Вот уже три дня, как ты умерла, а до сих пор неизвестно, разрешит ли церковь похоронить тебя с соблюдением всего религиозного обряда. А много ли из тех, кто ходит в церковь, сделал столько добра, сколько сделала ты? Кто из них обладал действительно христианским милосердием?

И разве не известно тем, кто не решается даровать тебе эту «милость», что ты была глубоко верующей?

А каким ты была другом! Какое душевное тепло, какую поддержку ты оказывала в беде! Ты написала мне замечательное письмо, когда после тяжелой болезни я боялся, что потеряю зрение. Ты говорила в нем о моей матери, о вере, обо всем, что прекрасно, благородно, чисто. Я знаю, ты и другим писала такие письма.

Я думаю, что ты оказываешь честь церкви, и она должна не снисходить до тебя, чтобы принять в свое лоно, а гордиться тобой и отстаивать свои права на тебя.

А когда погиб Марсель Сердан, откуда у тебя нашлись силы, чтобы так спеть «Гимн любви»? Тогда, в Нью-Йорке, тебя вынесли на сцену. Ты была вне себя от горя, ты не могла еще поверить… но публика, твой неизменный возлюбленный, ждала тебя, и это она дала тебе силу петь в тот вечер. Я не был там, но знаю, как ты пела! Ты была в каком-то мистическом экстазе.
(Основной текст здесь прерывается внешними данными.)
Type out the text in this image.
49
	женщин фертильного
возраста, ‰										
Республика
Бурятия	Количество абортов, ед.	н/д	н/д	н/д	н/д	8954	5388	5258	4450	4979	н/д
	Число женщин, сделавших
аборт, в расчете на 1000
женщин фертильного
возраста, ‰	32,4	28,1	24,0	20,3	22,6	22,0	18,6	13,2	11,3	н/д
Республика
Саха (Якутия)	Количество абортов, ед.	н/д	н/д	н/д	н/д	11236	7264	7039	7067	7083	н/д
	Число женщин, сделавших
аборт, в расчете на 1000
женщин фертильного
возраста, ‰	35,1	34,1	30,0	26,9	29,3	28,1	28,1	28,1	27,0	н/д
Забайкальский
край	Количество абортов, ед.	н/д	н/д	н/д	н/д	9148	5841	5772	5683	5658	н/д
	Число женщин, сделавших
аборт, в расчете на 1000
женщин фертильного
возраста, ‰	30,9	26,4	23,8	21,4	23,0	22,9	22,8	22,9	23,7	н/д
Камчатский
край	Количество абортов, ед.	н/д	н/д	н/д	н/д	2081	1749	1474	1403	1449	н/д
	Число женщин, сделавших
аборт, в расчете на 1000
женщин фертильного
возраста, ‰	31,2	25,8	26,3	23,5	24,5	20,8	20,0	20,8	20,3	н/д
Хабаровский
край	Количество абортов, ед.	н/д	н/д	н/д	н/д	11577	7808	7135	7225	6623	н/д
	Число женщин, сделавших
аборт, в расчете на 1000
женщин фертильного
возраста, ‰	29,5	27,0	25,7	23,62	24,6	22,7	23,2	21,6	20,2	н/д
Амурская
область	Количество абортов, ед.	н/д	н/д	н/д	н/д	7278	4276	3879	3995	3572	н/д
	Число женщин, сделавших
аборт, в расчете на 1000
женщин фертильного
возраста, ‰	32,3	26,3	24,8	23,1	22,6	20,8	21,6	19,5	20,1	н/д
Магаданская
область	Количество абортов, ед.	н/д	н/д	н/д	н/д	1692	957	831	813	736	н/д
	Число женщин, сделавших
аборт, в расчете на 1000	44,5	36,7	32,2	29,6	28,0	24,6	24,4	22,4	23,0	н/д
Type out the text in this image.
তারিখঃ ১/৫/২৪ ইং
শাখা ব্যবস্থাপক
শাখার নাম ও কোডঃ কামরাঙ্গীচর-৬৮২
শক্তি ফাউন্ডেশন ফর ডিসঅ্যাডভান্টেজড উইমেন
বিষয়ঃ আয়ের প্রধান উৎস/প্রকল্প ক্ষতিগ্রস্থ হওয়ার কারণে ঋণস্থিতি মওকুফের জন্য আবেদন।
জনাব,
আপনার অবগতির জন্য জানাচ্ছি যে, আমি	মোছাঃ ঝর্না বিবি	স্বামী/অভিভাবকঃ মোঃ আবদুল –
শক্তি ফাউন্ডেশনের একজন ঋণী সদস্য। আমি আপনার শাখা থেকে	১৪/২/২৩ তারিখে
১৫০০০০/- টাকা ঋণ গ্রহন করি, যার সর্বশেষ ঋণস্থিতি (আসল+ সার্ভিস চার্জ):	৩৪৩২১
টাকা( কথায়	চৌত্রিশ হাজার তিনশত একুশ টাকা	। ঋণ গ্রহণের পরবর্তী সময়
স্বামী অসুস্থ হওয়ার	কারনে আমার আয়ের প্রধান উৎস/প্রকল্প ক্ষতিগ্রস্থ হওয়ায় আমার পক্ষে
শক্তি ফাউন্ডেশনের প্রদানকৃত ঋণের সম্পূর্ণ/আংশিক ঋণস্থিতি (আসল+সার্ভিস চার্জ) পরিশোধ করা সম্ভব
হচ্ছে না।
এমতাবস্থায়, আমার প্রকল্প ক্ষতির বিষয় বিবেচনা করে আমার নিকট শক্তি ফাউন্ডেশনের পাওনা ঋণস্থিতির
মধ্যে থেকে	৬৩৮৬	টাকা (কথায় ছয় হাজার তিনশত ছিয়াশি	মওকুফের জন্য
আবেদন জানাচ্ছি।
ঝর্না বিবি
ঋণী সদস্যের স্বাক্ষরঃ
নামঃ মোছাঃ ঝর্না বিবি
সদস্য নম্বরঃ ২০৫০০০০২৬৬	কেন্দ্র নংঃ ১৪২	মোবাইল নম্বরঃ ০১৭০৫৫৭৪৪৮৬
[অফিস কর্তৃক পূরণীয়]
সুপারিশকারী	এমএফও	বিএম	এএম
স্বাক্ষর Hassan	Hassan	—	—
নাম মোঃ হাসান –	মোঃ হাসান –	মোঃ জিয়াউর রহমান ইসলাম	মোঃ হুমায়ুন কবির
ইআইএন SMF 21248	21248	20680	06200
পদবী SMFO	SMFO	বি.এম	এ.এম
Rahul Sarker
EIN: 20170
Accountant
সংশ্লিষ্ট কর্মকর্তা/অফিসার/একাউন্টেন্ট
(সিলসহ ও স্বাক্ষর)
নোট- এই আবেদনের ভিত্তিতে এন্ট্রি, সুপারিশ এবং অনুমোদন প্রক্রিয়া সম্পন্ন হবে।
Ты пела для него… И он тебя слышал!..И кто, как не ты, много дней и недель молился о нем в полумраке церквей?Об этом никогда не писали. Напечатанные под жирными кричащими заголовками сообщения о скандальных происшествиях были газетам куда выгоднее. Авторы подобных заметок, не задумываясь, искажали факты, давали волю своей фантазии – это обеспечивало высокие гонорары.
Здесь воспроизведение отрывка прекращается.